A 2006 EyeTrack survey by Florida-based Poynter Institute pointed out the critical utility of visuals as news vehicles. “Alternative story forms… drew a higher amount of visual attention, compared to regular text in print… This confirms the findings of earlier EyeTrack studies and other research that short text, especially with visual elements, is accessible and attractive to readers,” the survey found.

As Tarun Deep Girdher, co-ordinator for the graphics design course, National Institute of Design, Ahmedabad, says, “design is the differentiator” in today’s marketplace. “Content is something that the reader gets live. So, he picks the newspapers for the analysis and the way it’s written and the design — how the information he got on TV last night is presented and analysed,” he says.

Most publications — from serious newspapers to film or fashion magazines — now invest substantial time, money and energy in design, hiring the best in the trade when a new paper or magazine is to be launched or an existing one revamped.

In major professional organisations, the design team is there not just to put copy on the page, place the pictures and be done with it; the team is supposed to conceptualise a package and help in its execution.

Shorter attention spans demand immediate impact, and the power of design is well understood now. For example, when Uttar Pradesh farmers protesting against sugarcane prices ran amok in Delhi about a fortnight ago, Hindustan Times chose to use telling images. Ashutosh Sapru, national design editor, Hindustan Times, recalls, “We told the story through visuals and captions, in case you didn’t want to read the story.”

Compare a publication or magazine about a decade older to the current offerings in the market and you see an explosion of colour, images, charticles, graphs and illustrations. “Till about seven years ago, you would find hardly one picture after every two pages of Span,” says Hemant Bhatnagar, art director of Span, the American embassy’s bi-monthly mouthpiece. “Now, there’s not a single page without a picture, and the pictures are bigger than earlier.”

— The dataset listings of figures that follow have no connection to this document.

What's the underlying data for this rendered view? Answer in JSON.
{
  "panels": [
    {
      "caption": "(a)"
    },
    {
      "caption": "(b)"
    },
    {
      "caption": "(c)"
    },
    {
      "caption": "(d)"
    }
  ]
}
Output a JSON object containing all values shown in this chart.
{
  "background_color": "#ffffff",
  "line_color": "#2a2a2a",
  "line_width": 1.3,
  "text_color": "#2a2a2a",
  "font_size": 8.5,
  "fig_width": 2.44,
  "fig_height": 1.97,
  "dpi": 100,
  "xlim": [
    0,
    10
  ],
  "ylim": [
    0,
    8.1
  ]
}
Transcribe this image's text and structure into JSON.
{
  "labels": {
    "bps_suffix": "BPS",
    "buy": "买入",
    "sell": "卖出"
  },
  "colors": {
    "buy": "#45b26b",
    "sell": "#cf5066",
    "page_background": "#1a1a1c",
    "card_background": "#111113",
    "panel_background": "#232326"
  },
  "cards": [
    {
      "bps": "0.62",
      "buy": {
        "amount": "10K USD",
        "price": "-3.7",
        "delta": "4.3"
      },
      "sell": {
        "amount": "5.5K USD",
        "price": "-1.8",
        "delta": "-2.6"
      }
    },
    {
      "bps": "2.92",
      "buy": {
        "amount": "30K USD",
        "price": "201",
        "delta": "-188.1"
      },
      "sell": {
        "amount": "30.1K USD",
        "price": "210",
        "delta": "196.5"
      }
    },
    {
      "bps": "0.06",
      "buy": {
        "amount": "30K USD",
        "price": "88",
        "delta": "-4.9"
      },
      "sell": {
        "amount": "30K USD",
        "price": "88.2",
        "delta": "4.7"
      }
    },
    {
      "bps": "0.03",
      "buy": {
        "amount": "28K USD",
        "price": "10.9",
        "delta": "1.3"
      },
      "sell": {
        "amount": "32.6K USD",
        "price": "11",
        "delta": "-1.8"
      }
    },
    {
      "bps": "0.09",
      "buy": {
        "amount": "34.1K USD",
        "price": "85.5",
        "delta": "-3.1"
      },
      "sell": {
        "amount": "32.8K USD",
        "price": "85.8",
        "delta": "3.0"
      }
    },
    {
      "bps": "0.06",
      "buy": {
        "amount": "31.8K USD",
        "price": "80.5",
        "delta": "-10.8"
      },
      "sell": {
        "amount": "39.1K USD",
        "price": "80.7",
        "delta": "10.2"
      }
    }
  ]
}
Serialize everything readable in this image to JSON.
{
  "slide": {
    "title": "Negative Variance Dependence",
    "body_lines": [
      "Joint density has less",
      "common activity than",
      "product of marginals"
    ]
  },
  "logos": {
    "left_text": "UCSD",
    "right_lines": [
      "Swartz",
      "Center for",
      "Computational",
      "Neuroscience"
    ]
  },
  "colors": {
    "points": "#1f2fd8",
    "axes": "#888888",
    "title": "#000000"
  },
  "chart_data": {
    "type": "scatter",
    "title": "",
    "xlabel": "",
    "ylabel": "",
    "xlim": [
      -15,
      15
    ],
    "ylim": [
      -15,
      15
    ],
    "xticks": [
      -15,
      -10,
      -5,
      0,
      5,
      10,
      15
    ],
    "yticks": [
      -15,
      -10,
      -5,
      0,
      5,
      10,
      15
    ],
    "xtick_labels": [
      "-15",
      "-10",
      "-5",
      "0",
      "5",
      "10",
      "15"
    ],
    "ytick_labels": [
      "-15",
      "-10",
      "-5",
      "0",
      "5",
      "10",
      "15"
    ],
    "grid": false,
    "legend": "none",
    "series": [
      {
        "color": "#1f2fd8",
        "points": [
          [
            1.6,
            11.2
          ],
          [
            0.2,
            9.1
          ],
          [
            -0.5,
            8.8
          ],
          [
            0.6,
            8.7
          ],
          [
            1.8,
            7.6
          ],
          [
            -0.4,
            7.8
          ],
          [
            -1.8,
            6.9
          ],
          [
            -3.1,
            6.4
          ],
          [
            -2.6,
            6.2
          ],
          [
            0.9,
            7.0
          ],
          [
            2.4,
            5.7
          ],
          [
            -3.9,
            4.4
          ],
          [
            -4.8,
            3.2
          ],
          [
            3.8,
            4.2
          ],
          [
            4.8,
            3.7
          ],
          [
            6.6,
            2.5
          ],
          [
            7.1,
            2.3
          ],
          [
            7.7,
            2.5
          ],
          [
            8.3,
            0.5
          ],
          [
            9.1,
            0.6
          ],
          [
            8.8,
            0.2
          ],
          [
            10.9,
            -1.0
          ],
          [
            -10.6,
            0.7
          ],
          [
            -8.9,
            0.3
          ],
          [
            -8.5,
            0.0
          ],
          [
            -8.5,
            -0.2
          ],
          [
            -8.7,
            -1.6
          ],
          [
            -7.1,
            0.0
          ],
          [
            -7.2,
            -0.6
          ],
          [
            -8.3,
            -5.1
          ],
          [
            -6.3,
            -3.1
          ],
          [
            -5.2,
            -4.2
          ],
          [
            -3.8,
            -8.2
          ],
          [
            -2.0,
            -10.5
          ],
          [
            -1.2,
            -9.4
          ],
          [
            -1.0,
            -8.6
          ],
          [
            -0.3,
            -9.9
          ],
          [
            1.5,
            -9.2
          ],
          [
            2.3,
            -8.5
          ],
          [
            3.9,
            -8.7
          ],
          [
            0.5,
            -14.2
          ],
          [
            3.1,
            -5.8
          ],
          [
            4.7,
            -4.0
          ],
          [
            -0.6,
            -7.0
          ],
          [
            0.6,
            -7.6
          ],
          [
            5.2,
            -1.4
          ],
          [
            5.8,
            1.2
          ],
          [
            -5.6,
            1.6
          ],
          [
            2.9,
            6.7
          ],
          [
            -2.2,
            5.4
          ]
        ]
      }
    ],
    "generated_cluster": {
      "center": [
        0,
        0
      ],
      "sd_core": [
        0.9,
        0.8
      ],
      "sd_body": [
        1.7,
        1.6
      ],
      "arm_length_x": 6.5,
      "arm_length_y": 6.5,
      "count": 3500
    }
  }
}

A designer has now become a design journalist or visual journalist. His/her role is summed up by Anup Gupta, group creative director, HT Media: “Earlier, s/he would just arrange the stuff (content) in a pleasing manner; today, s/he is required to ideate.”

Such a role requires awareness of world events, Gupta emphasises. A design journalist must have news sense and the ability to fully comprehend a report to figure out the best way to present it in the finished product. “A visual journalist leverages photos, illustrations, graphics and uses any one or a combination of these to tell a story,” he adds.


Employment prospects are improving as newspapers are rediscovering themselves, says Girdher. Besides, there are newer avenues,including in the web and electronic media. Peali Dutta Gupta, who set up her design studio in Delhi after working for major newspapers and magazines, says, “The demand has increased with the emergence of so many newspapers and magazines.”

The profession demands a lot in terms of practice and dedication. “Every graphic needs to have some extra zing, some unique selling proposition,” she says. “You should be able to tell what to blow up (highlight in a visual) and what not to, and be sensitive in what you are showing, for example, disturbing photos (of a riot or an accident).”